Molded interconnect devices are typically manufactured in these technologies:

=== Laser Direct Structuring (LDS) ===
The LDS process uses a thermoplastic material, doped with a (non-conductive) metallic inorganic compound activated by means of laser. The basic component is single-component injection molded, with practically no restrictions in terms of 3D design freedom. A laser then writes the course of the later circuit trace on the plastic. Where the laser beam hits the plastic the metal additive forms a micro-rough track. The metal particles of this track form the nuclei for the subsequent metallization. In an electroless copper bath, the conductor path layers arise precisely on these tracks. Successively layers of copper, nickel and gold finish can be raised in this way.

The LDS process is characterized by:
- single-component injection molding
- a wide range of materials is available
- full three-dimensionality in a sphere
- flexibility: for a changed routing of traces, only new control data have to be transmitted to the laser unit.

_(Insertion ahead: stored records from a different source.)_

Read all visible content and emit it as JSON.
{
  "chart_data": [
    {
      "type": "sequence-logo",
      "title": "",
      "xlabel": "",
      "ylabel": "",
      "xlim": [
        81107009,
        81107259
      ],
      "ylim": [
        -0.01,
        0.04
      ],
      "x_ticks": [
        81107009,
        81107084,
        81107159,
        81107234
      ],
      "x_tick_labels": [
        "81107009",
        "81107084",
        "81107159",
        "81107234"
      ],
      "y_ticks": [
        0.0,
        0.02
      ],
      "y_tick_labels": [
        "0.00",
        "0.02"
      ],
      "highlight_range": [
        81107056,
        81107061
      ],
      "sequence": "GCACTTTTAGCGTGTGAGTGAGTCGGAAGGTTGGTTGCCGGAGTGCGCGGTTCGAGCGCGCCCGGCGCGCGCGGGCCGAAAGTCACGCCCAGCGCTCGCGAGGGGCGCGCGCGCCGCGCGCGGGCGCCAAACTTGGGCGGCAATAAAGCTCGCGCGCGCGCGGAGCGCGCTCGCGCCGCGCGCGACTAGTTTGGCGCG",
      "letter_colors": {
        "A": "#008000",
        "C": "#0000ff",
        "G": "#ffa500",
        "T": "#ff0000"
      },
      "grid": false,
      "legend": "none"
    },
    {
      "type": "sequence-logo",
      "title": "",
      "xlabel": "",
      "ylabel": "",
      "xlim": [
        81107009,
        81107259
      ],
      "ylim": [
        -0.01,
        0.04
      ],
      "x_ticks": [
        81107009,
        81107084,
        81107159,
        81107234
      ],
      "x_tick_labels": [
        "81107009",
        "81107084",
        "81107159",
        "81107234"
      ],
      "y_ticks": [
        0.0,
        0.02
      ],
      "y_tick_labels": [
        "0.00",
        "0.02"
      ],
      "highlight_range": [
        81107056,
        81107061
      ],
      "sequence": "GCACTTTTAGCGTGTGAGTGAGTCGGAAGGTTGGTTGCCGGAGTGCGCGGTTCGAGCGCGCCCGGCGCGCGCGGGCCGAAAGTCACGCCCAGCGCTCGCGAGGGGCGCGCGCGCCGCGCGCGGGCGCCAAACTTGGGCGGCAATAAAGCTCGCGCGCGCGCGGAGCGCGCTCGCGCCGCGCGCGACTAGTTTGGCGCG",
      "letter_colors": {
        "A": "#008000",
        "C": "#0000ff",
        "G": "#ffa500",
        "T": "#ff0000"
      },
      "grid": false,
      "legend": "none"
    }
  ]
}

Thus different functional components can be produced from one basic unit
- precision: finest conductor pathes with a width of < 80 µm are possible
- prototyping: available LDS-coating of any part enables test specimen

Laser Direct Structuring was invented at Hochschule Ostwestfalen-Lippe, University of Applied Sciences in Lemgo, Germany, from 1997 until 2001. LDS technology was developed in a research cooperation with the former LPKF Limited, patented by the inventors and first exclusively licensed to LPKF. In 2002 the patents concerning LDS technology were transferred to LPKF Laser & Electronics AG.

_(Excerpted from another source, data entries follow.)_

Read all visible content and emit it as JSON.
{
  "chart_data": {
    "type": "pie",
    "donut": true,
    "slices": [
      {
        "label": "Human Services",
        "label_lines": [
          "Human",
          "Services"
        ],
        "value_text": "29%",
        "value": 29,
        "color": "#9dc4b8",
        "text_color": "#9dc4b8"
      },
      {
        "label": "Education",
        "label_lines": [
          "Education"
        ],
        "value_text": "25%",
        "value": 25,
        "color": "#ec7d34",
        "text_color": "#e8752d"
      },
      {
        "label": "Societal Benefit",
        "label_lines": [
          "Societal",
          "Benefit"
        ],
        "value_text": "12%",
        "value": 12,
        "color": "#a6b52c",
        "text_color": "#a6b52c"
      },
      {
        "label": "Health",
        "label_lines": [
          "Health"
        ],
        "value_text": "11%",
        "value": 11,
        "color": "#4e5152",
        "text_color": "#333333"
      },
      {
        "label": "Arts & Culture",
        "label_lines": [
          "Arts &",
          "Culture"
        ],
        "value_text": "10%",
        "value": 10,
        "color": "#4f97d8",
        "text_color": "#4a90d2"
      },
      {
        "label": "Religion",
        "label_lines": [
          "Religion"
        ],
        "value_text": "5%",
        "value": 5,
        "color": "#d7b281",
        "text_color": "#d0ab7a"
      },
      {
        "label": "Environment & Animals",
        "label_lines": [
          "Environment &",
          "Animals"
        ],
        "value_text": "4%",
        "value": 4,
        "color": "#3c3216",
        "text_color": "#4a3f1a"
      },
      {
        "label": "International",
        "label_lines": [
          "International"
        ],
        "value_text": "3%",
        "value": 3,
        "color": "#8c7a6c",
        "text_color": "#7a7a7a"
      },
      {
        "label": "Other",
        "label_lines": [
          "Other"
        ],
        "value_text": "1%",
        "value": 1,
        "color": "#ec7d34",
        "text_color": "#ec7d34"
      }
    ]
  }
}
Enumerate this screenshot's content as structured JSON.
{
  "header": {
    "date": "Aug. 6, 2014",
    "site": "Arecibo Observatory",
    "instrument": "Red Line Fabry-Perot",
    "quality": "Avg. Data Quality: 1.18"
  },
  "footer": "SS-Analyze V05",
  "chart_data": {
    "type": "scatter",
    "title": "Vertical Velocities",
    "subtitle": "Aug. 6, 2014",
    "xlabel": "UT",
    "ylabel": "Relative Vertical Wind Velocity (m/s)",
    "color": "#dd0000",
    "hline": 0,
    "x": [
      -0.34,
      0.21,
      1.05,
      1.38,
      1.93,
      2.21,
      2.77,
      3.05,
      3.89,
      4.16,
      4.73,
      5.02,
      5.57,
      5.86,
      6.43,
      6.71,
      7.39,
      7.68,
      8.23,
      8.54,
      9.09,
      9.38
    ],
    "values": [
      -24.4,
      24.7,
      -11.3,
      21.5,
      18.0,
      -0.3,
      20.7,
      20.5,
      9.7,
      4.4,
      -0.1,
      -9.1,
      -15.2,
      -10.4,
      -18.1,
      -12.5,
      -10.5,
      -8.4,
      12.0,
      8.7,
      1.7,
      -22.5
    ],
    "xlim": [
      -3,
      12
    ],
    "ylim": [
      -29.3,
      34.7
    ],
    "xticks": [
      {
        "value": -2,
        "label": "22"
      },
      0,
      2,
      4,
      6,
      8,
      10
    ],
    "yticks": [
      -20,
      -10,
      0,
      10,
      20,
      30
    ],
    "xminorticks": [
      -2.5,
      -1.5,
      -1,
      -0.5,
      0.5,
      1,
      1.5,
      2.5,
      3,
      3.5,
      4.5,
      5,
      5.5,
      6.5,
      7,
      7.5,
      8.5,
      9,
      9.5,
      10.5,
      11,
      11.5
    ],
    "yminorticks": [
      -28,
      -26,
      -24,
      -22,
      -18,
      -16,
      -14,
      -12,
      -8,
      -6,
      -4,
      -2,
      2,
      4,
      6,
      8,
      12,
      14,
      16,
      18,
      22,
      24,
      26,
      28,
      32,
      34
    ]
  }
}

The major drawbacks of LDS are the need for the expensive metallic inorganic compound for the entire mold, the necessity for a chemical plating process, a very rough surface of the plated layer making connectors difficult to achieve. The created circuitry usually is limited to only one layer of wiring without crosses.

=== Printed Electronics ===
Selective metallization can be achieved by printing of conductive traces (Printed Electronics) onto the surface of the thermoplastic part. Aerosol jet, inkjet, or screen printing may be used, whereas aerosol jet printing delivers the most reliable results on an arbitrary shaped mold.

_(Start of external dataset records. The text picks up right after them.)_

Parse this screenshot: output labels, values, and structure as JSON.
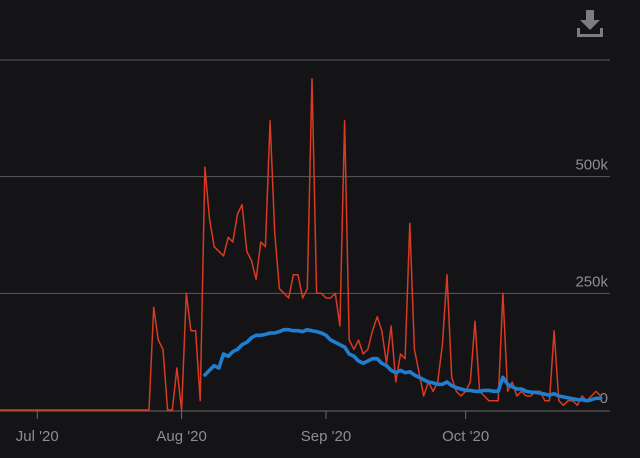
{
  "colors": {
    "background": "#141416",
    "grid": "#5a5a5e",
    "axis": "#6a6a6e",
    "tick_text": "#8e8e92",
    "series_daily": "#d83a22",
    "series_avg": "#1e7fd0",
    "icon": "#7c7c80"
  },
  "toolbar": {
    "download_icon": "download-icon"
  },
  "chart_data": {
    "type": "line",
    "x_range": [
      "2020-06-23",
      "2020-11-01"
    ],
    "ylim": [
      0,
      750000
    ],
    "y_ticks": [
      {
        "value": 0,
        "label": "0"
      },
      {
        "value": 250000,
        "label": "250k"
      },
      {
        "value": 500000,
        "label": "500k"
      },
      {
        "value": 750000,
        "label": ""
      }
    ],
    "x_ticks": [
      {
        "date": "2020-07-01",
        "label": "Jul '20"
      },
      {
        "date": "2020-08-01",
        "label": "Aug '20"
      },
      {
        "date": "2020-09-01",
        "label": "Sep '20"
      },
      {
        "date": "2020-10-01",
        "label": "Oct '20"
      }
    ],
    "grid": true,
    "legend": "none",
    "series": [
      {
        "color": "#d83a22",
        "style": "thin",
        "points": [
          [
            "2020-06-23",
            0
          ],
          [
            "2020-07-05",
            0
          ],
          [
            "2020-07-15",
            0
          ],
          [
            "2020-07-25",
            0
          ],
          [
            "2020-07-26",
            220000
          ],
          [
            "2020-07-27",
            150000
          ],
          [
            "2020-07-28",
            130000
          ],
          [
            "2020-07-29",
            0
          ],
          [
            "2020-07-30",
            0
          ],
          [
            "2020-07-31",
            90000
          ],
          [
            "2020-08-01",
            0
          ],
          [
            "2020-08-02",
            250000
          ],
          [
            "2020-08-03",
            170000
          ],
          [
            "2020-08-04",
            170000
          ],
          [
            "2020-08-05",
            20000
          ],
          [
            "2020-08-06",
            520000
          ],
          [
            "2020-08-07",
            410000
          ],
          [
            "2020-08-08",
            350000
          ],
          [
            "2020-08-09",
            340000
          ],
          [
            "2020-08-10",
            330000
          ],
          [
            "2020-08-11",
            370000
          ],
          [
            "2020-08-12",
            360000
          ],
          [
            "2020-08-13",
            420000
          ],
          [
            "2020-08-14",
            440000
          ],
          [
            "2020-08-15",
            340000
          ],
          [
            "2020-08-16",
            320000
          ],
          [
            "2020-08-17",
            280000
          ],
          [
            "2020-08-18",
            360000
          ],
          [
            "2020-08-19",
            350000
          ],
          [
            "2020-08-20",
            620000
          ],
          [
            "2020-08-21",
            380000
          ],
          [
            "2020-08-22",
            260000
          ],
          [
            "2020-08-23",
            250000
          ],
          [
            "2020-08-24",
            240000
          ],
          [
            "2020-08-25",
            290000
          ],
          [
            "2020-08-26",
            290000
          ],
          [
            "2020-08-27",
            240000
          ],
          [
            "2020-08-28",
            260000
          ],
          [
            "2020-08-29",
            710000
          ],
          [
            "2020-08-30",
            250000
          ],
          [
            "2020-08-31",
            250000
          ],
          [
            "2020-09-01",
            240000
          ],
          [
            "2020-09-02",
            240000
          ],
          [
            "2020-09-03",
            250000
          ],
          [
            "2020-09-04",
            180000
          ],
          [
            "2020-09-05",
            620000
          ],
          [
            "2020-09-06",
            150000
          ],
          [
            "2020-09-07",
            130000
          ],
          [
            "2020-09-08",
            150000
          ],
          [
            "2020-09-09",
            120000
          ],
          [
            "2020-09-10",
            130000
          ],
          [
            "2020-09-11",
            170000
          ],
          [
            "2020-09-12",
            200000
          ],
          [
            "2020-09-13",
            170000
          ],
          [
            "2020-09-14",
            100000
          ],
          [
            "2020-09-15",
            180000
          ],
          [
            "2020-09-16",
            60000
          ],
          [
            "2020-09-17",
            120000
          ],
          [
            "2020-09-18",
            110000
          ],
          [
            "2020-09-19",
            400000
          ],
          [
            "2020-09-20",
            130000
          ],
          [
            "2020-09-21",
            80000
          ],
          [
            "2020-09-22",
            30000
          ],
          [
            "2020-09-23",
            60000
          ],
          [
            "2020-09-24",
            40000
          ],
          [
            "2020-09-25",
            60000
          ],
          [
            "2020-09-26",
            140000
          ],
          [
            "2020-09-27",
            290000
          ],
          [
            "2020-09-28",
            70000
          ],
          [
            "2020-09-29",
            40000
          ],
          [
            "2020-09-30",
            30000
          ],
          [
            "2020-10-01",
            40000
          ],
          [
            "2020-10-02",
            60000
          ],
          [
            "2020-10-03",
            190000
          ],
          [
            "2020-10-04",
            40000
          ],
          [
            "2020-10-05",
            30000
          ],
          [
            "2020-10-06",
            20000
          ],
          [
            "2020-10-07",
            20000
          ],
          [
            "2020-10-08",
            20000
          ],
          [
            "2020-10-09",
            250000
          ],
          [
            "2020-10-10",
            40000
          ],
          [
            "2020-10-11",
            60000
          ],
          [
            "2020-10-12",
            30000
          ],
          [
            "2020-10-13",
            40000
          ],
          [
            "2020-10-14",
            30000
          ],
          [
            "2020-10-15",
            30000
          ],
          [
            "2020-10-16",
            40000
          ],
          [
            "2020-10-17",
            40000
          ],
          [
            "2020-10-18",
            20000
          ],
          [
            "2020-10-19",
            20000
          ],
          [
            "2020-10-20",
            170000
          ],
          [
            "2020-10-21",
            20000
          ],
          [
            "2020-10-22",
            10000
          ],
          [
            "2020-10-23",
            20000
          ],
          [
            "2020-10-24",
            20000
          ],
          [
            "2020-10-25",
            10000
          ],
          [
            "2020-10-26",
            30000
          ],
          [
            "2020-10-27",
            20000
          ],
          [
            "2020-10-28",
            30000
          ],
          [
            "2020-10-29",
            40000
          ],
          [
            "2020-10-30",
            30000
          ]
        ]
      },
      {
        "color": "#1e7fd0",
        "style": "thick",
        "points": [
          [
            "2020-08-06",
            75000
          ],
          [
            "2020-08-07",
            85000
          ],
          [
            "2020-08-08",
            95000
          ],
          [
            "2020-08-09",
            90000
          ],
          [
            "2020-08-10",
            120000
          ],
          [
            "2020-08-11",
            115000
          ],
          [
            "2020-08-12",
            125000
          ],
          [
            "2020-08-13",
            130000
          ],
          [
            "2020-08-14",
            140000
          ],
          [
            "2020-08-15",
            145000
          ],
          [
            "2020-08-16",
            155000
          ],
          [
            "2020-08-17",
            160000
          ],
          [
            "2020-08-18",
            160000
          ],
          [
            "2020-08-19",
            162000
          ],
          [
            "2020-08-20",
            165000
          ],
          [
            "2020-08-21",
            165000
          ],
          [
            "2020-08-22",
            168000
          ],
          [
            "2020-08-23",
            172000
          ],
          [
            "2020-08-24",
            172000
          ],
          [
            "2020-08-25",
            170000
          ],
          [
            "2020-08-26",
            170000
          ],
          [
            "2020-08-27",
            168000
          ],
          [
            "2020-08-28",
            172000
          ],
          [
            "2020-08-29",
            170000
          ],
          [
            "2020-08-30",
            168000
          ],
          [
            "2020-08-31",
            165000
          ],
          [
            "2020-09-01",
            160000
          ],
          [
            "2020-09-02",
            150000
          ],
          [
            "2020-09-03",
            145000
          ],
          [
            "2020-09-04",
            140000
          ],
          [
            "2020-09-05",
            135000
          ],
          [
            "2020-09-06",
            120000
          ],
          [
            "2020-09-07",
            115000
          ],
          [
            "2020-09-08",
            105000
          ],
          [
            "2020-09-09",
            100000
          ],
          [
            "2020-09-10",
            105000
          ],
          [
            "2020-09-11",
            110000
          ],
          [
            "2020-09-12",
            110000
          ],
          [
            "2020-09-13",
            100000
          ],
          [
            "2020-09-14",
            95000
          ],
          [
            "2020-09-15",
            85000
          ],
          [
            "2020-09-16",
            80000
          ],
          [
            "2020-09-17",
            85000
          ],
          [
            "2020-09-18",
            80000
          ],
          [
            "2020-09-19",
            82000
          ],
          [
            "2020-09-20",
            75000
          ],
          [
            "2020-09-21",
            70000
          ],
          [
            "2020-09-22",
            65000
          ],
          [
            "2020-09-23",
            60000
          ],
          [
            "2020-09-24",
            58000
          ],
          [
            "2020-09-25",
            55000
          ],
          [
            "2020-09-26",
            55000
          ],
          [
            "2020-09-27",
            60000
          ],
          [
            "2020-09-28",
            52000
          ],
          [
            "2020-09-29",
            48000
          ],
          [
            "2020-09-30",
            45000
          ],
          [
            "2020-10-01",
            42000
          ],
          [
            "2020-10-02",
            42000
          ],
          [
            "2020-10-03",
            40000
          ],
          [
            "2020-10-04",
            40000
          ],
          [
            "2020-10-05",
            42000
          ],
          [
            "2020-10-06",
            42000
          ],
          [
            "2020-10-07",
            40000
          ],
          [
            "2020-10-08",
            40000
          ],
          [
            "2020-10-09",
            70000
          ],
          [
            "2020-10-10",
            55000
          ],
          [
            "2020-10-11",
            50000
          ],
          [
            "2020-10-12",
            45000
          ],
          [
            "2020-10-13",
            45000
          ],
          [
            "2020-10-14",
            40000
          ],
          [
            "2020-10-15",
            38000
          ],
          [
            "2020-10-16",
            38000
          ],
          [
            "2020-10-17",
            36000
          ],
          [
            "2020-10-18",
            34000
          ],
          [
            "2020-10-19",
            32000
          ],
          [
            "2020-10-20",
            35000
          ],
          [
            "2020-10-21",
            30000
          ],
          [
            "2020-10-22",
            28000
          ],
          [
            "2020-10-23",
            26000
          ],
          [
            "2020-10-24",
            24000
          ],
          [
            "2020-10-25",
            22000
          ],
          [
            "2020-10-26",
            22000
          ],
          [
            "2020-10-27",
            20000
          ],
          [
            "2020-10-28",
            22000
          ],
          [
            "2020-10-29",
            25000
          ],
          [
            "2020-10-30",
            25000
          ]
        ]
      }
    ]
  }
}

The main advantages to PE include:

- any polymer can be used for injection molding
- no metallic inorganic compound is necessary, which reduces cost
- large variety of conductive coating materials including silver, copper, gold, platinum, graphite, and conductive polymers
- thickness can be tightly controlled
- direct deposition without plating possible
- more complex circuitry possible as isolation layers, dielectrics, and other materials can be deposited in multiple layers
- higher line precision of down to 10 µm
- higher surface smoothness

Currently, printed electronics is still a research and development area but an increasing number of companies start production of smart phone antennas and substitute LDS on other injection-molded parts.

The major drawback is a low level of standardization because of the versatility of the technique.

=== Two-shot molding ===
Two-shot molding is an injection molding process using two different resins and only one of the two resins is platable. Typically the platable substrate is ABS and the non-platable substrate is polycarbonate. In a two shot component, these are then submitted to an electroless plating process where the butadiene is used to chemically roughen the surface and allow adhesion of a copper primary layer. The plating chemistry can be controlled to prevent the roughening of the polycarbonate portions of the component. While not commonly found outside of cellphone antenna production, this technology is public and widely available.